Bir an ne diyeceğimi şaşırdım. Beni ne olarak görüyordu? Ne diyecektim? Ne yapacaktım? Şaşırmıştım. Benden hala cevap gelmediğini ve sorduğu sorunun şokunu atlatamadığımı görünce güldü ve sigarasından bir dal alıp içmeye başladı. Sonunda bu hareketi biraz olsun dikkatimi dağıtmıştı ve kendimi toparlayarak cevap verdim:
"Sen kendini ne sanıyosun be?"
Bu sorum onun çok hoşuna gitmiş olacak ki bir kahkaha atıp "Kızma ya şaka yapıyorum." dedi. Bunu demesi biraz olsun içimi rahatlatmıştı çünkü bu kadar yakışıklı bir erkeğin gözünde o şekilde gözükmek çok berbat bir durum olurdu. "Hiç komik değildi ve farkında mısın bilmiyorum ama çok sinirlendim." diye cevap verdim. "Farkındayım." dedi. Ardından bana bir ömür gibi gelen bir sessizlik oldu. O sigarasını içerken bende onu izliyordum. Konuşmak için can atıyordum ama sigarasını bitirene kadar tek kelime etmedim,o da etmedi. Sigarası bittikten sonra "Ben Batu." dedi ve elime bir kağıt sıkıştırıp gitti. Kağıdı açtığımda küçük bir şok geçirdim çünkü kağıtta Batu'nun numarası yazıyordu. Bu çocuk salak mıydı yoksa utanıyor muydu? Neden numarasını kağıda yazmıştı ki? Neden direk numarasını söylemek yerine kağıda yazıp vermişti? Acaba her kıza böyle mi yapıyordu? Meraktan ölecektim ama yapacak işlerim olduğu için bunu sonra düşünecektim. Bara geri döndüm ve elimdeki işleri yapmaya devam ederken Bartu yanıma gelip, "O peşinden gittiğin çocuk kimdi?" diye sordu. "O mu? Bilmem,tanımıyorum ki."dedim. Bunu söyledikten sonra Bartu bana öyle bir bakış attı ki bir an çok kötü bir şey söyledim sandım. "Kızım sen salak mısın? Tanımadığın erkeklerin peşine gitmemen gerektiğini bilmiyor musun?" diye cevap verdi. "Abartma istersen." dedim ve elimdeki işi yapmaya devam ettim. Bütün müşteriler gittiğinde bardaki son temizliği yapıp odama geçecektim. Bartu da çoktan gitmişti. Masalardaki çöpleri toplarken bir ara arkamda bir gölge gördüm fakat arkama döndüğümde kimsenin olmadığını fark ettim. Sanırım yanlış görmüşüm diyerek çöpleri toplamaya devam ettim. Bütün işlerim bitince barın kapısını kilitleyip odama geçtim. Çok yorgun olduğumu hissederek duş almak için banyoya girdiğimde neredeyse korkudan küçük dilimi yutacaktım. Karşımda Batu'yu görünce bir çığlık attım. Eliyle ağzımı kapatarak "Kızım bu kadar korkacak ne var?" dedi. Ben hala kendime gelememiş,o şoku atlatamamıştım. Sonunda kendime geldiğimde "Senin burda ne işin var?" diyebildim.

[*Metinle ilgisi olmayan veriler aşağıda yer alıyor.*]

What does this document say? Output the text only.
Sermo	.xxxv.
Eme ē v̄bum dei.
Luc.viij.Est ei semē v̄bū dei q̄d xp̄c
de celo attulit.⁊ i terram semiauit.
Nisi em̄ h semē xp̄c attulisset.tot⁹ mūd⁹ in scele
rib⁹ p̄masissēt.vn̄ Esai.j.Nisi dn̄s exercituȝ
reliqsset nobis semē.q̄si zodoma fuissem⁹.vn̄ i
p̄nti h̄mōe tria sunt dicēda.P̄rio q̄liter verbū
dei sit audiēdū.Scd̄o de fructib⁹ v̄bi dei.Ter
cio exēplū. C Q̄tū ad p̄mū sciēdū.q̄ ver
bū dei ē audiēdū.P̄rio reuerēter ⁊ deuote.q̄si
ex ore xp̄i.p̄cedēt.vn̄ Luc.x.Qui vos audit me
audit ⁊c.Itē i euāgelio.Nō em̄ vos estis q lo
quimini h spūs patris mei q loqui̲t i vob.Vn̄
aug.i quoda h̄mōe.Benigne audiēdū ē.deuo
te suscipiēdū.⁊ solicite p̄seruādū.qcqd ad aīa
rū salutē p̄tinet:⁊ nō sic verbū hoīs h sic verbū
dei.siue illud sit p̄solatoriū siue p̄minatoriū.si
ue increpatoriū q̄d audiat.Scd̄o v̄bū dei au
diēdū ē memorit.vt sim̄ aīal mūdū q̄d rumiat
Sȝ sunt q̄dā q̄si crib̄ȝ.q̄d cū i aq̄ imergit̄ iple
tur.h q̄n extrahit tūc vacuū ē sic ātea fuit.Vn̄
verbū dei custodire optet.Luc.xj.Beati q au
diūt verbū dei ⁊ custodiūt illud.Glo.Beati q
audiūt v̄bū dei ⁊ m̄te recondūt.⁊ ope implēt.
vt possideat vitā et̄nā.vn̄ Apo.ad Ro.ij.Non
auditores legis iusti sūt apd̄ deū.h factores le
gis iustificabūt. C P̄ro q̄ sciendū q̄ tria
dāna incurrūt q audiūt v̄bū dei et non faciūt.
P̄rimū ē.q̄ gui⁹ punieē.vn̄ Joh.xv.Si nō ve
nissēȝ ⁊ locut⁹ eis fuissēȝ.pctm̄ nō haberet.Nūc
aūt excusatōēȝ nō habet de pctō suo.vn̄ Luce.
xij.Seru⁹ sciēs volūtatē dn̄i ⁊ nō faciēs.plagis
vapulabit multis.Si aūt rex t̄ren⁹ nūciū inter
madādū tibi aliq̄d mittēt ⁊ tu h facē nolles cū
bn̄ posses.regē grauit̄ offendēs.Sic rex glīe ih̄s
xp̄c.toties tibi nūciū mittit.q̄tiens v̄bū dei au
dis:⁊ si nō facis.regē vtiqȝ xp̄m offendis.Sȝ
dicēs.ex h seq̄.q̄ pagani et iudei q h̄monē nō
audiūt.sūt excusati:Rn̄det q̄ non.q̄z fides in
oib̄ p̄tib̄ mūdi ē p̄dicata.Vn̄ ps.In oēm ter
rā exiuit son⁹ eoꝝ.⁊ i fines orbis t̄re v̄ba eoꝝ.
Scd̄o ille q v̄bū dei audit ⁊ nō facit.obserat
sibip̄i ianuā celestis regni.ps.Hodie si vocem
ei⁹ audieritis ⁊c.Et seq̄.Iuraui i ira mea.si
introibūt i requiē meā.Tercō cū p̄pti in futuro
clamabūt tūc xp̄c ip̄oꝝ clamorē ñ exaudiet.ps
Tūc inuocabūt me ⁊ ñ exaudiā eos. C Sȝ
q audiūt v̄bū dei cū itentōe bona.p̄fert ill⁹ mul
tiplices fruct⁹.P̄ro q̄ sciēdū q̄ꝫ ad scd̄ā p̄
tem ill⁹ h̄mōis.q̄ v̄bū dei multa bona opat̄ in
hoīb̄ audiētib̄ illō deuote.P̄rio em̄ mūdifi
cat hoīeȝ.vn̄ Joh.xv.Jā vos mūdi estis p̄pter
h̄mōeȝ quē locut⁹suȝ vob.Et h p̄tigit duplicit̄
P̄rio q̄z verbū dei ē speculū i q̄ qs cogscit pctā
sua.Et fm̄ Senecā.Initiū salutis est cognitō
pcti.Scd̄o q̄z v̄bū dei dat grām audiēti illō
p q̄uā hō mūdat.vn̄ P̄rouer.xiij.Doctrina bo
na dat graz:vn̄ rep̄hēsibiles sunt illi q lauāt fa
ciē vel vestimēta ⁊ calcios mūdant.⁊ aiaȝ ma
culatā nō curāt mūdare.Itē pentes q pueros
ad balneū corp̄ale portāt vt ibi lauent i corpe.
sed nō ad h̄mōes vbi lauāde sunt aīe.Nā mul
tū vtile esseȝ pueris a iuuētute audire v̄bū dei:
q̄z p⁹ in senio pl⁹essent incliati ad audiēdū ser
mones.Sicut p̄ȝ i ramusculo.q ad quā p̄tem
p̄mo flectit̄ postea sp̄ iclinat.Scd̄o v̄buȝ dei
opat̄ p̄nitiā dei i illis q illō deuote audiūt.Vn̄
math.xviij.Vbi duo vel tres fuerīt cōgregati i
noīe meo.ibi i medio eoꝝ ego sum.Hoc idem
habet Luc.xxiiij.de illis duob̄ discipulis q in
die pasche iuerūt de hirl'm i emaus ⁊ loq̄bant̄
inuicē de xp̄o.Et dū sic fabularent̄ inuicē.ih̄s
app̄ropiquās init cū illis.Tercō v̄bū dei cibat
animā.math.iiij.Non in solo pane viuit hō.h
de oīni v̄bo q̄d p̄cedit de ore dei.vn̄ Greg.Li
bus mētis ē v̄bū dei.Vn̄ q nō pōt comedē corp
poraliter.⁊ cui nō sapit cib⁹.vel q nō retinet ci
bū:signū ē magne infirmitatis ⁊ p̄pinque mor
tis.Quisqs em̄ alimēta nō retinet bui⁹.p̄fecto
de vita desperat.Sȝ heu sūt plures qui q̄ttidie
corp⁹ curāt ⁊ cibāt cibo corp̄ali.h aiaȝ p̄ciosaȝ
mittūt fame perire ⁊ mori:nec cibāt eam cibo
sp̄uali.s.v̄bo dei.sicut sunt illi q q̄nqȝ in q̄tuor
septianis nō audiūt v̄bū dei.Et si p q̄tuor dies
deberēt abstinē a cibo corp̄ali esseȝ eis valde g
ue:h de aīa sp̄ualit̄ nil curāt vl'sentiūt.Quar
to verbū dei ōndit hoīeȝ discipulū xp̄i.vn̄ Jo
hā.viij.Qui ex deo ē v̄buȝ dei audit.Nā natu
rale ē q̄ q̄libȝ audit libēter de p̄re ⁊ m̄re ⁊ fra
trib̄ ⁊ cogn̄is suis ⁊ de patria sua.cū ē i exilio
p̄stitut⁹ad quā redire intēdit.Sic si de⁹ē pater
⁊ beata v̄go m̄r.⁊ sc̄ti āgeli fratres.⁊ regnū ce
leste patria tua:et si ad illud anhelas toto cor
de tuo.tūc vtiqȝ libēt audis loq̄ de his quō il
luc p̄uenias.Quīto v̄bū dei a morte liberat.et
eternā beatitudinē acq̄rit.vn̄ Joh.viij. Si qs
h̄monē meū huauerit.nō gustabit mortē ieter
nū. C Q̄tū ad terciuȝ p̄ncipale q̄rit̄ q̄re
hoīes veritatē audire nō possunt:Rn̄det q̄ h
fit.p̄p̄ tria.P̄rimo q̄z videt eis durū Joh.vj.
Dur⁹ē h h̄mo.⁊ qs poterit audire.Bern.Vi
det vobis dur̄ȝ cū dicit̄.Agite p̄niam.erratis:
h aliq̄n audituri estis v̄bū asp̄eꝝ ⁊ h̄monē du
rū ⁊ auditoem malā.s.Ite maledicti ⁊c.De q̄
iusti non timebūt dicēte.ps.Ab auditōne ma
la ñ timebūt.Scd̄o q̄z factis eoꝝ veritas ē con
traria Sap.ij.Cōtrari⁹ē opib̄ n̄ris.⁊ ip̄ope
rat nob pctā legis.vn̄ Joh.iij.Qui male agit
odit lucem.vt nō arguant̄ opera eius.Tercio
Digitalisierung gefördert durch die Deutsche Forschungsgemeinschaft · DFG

"Teklifimde ciddiydim ve şimdi bunu gerçekleştirmeye geldim." diye cevap verdi. Bunu duymamla tekrar şok geçirmem bir oldu. Korkmuştum,hem de çok. Bu çocuğun amacı neydi? Eğer amacı sadece beni korkutmaksa bunu çok iyi başarıyordu. Cevap vermeyince konuşmaya devam etti "Bu kadar şaka yeter bana bir şeyler ver kafamı dağıtmam lazım." bunu dedikten sonra odamdan çıkıp bara geçti ve bar taburelerinden birine oturdu. Peşinden gidip ona kafasını dağıtması için bira verdim ve bir bira da kendime koydum. Bir yandan da düşünüyordum. Kafasını dağıtmaya neden ihtiyaç duyuyordu ki? Dayanamayıp sordum: "Neden kafanı dağıtmak istiyorsun, sevgilinden mi ayrıldın yoksa?" diyerek güldüm. Bu sorum karşısında biraz ciddileşince gülmeyi kestim ve konuşmaya başladı: "Ben asla bir kız için içmem, kızlar aptaldır. Kızlarla ilişkim hep sana teklif ettiğim gibidir,senden tek farkı diğerleriyle teklif ettiğim şeyi yapmam. Benim içtiğim durum çok farklı,sen istesen de anlayamazsın." son cümleyi o kadar bastırarak söylemişti ki ne olduğunu gerçekten merak etmiştim.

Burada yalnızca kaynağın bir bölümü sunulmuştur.